Medication for male pattern baldness may also help decrease alcohol consumption
Finasteride – a synthetic drug that is used to treat male pattern hair loss and enlarged prostate problems – may also help to decrease alcohol consumption, a new study reports.
The drug appears to contribute to the adverse effects of alcohol, causing extreme sedation, intoxication and even memory impairment. And while finasteride hasn't been used to treat alcoholism, the George Washington University study's results are significant, researchers said, as they are the first to link the drug's use to changes in alcohol consumption.
Finasteride and sexual side effects
The study included 83 male participants who had developed long-term sexual side effects from using finasteride – even though they had stopped taking the medication for at least 90 days. As researchers studied the sexual side effects, they noticed that most of the men had also reduced their alcohol consumption – 65 percent reported a decrease in their drinking, while 18 of the 63 men became completely abstinent.

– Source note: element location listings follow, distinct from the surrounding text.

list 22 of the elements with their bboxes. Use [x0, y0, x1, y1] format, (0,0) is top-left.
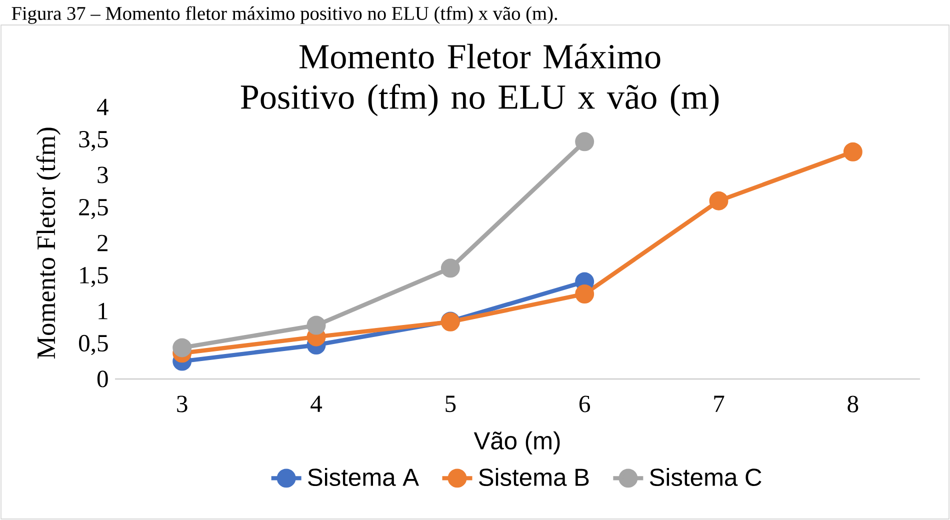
legend-label: Sistema A — [308, 468, 419, 486]
y-tick-label: 4 — [96, 98, 108, 116]
chart-title: Momento Fletor Máximo Positivo (tfm) no ELU x vão (m) — [240, 44, 719, 116]
x-tick-label: 5 — [446, 396, 456, 412]
text: Figura 37 – Momento fletor máximo positivo no ELU (tfm) x vão (m). — [12, 6, 558, 24]
y-tick-label: 0 — [97, 370, 108, 388]
y-tick-label: 2 — [98, 234, 108, 252]
y-tick-label: 1,5 — [80, 266, 108, 287]
y-tick-label: 1 — [98, 302, 108, 320]
x-axis-title: Vão (m) — [474, 431, 560, 454]
x-tick-label: 4 — [310, 396, 322, 412]
legend-label: Sistema B — [479, 468, 589, 486]
y-axis-title: Momento Fletor (tfm) — [36, 128, 61, 359]
x-tick-label: 8 — [848, 396, 858, 412]
legend-label: Sistema C — [650, 468, 762, 486]
x-tick-label: 7 — [714, 396, 724, 412]
x-tick-label: 3 — [177, 396, 188, 412]
y-tick-label: 2,5 — [79, 198, 108, 220]
y-tick-label: 3 — [98, 166, 108, 184]
y-tick-label: 3,5 — [79, 130, 108, 152]
x-tick-label: 6 — [579, 396, 590, 412]
y-tick-label: 0,5 — [78, 334, 108, 356]
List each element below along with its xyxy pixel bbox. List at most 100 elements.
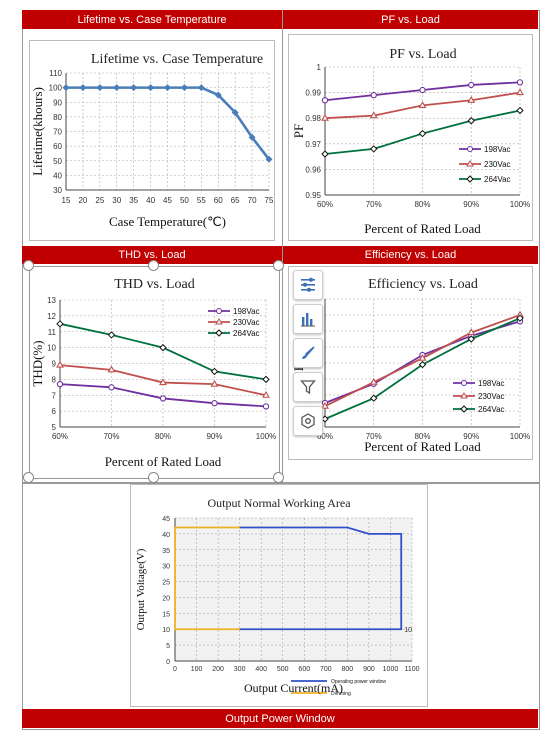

The men reported that, during and after using finasteride, they had more problems tolerating alcohol, experiencing symptoms like dizziness, anxiety and lethargy. They also said that they would become intoxicated after fewer drinks and that they experienced less euphoria during consumption.
Role of neurosteroids and alcohol
Michael S. Irwig, assistant professor of medicine at George Washington University and author of the study, said that while the research is preliminary, more studies would be helpful to determine how neurosteroids – brain hormones – relate to drinking patterns.
"I hope that this study will generate more research on the effects of finasteride in humans as it relates to alcohol," Irwig said in a press release.
He also noted that only about 5 percent of men who use finasteride for male pattern baldness develop sexual side effects, so the study may not represent typical patterns found in the broader population.
Results of the research will be published in the November issue of Alcoholism: Clinical & Experimental Research.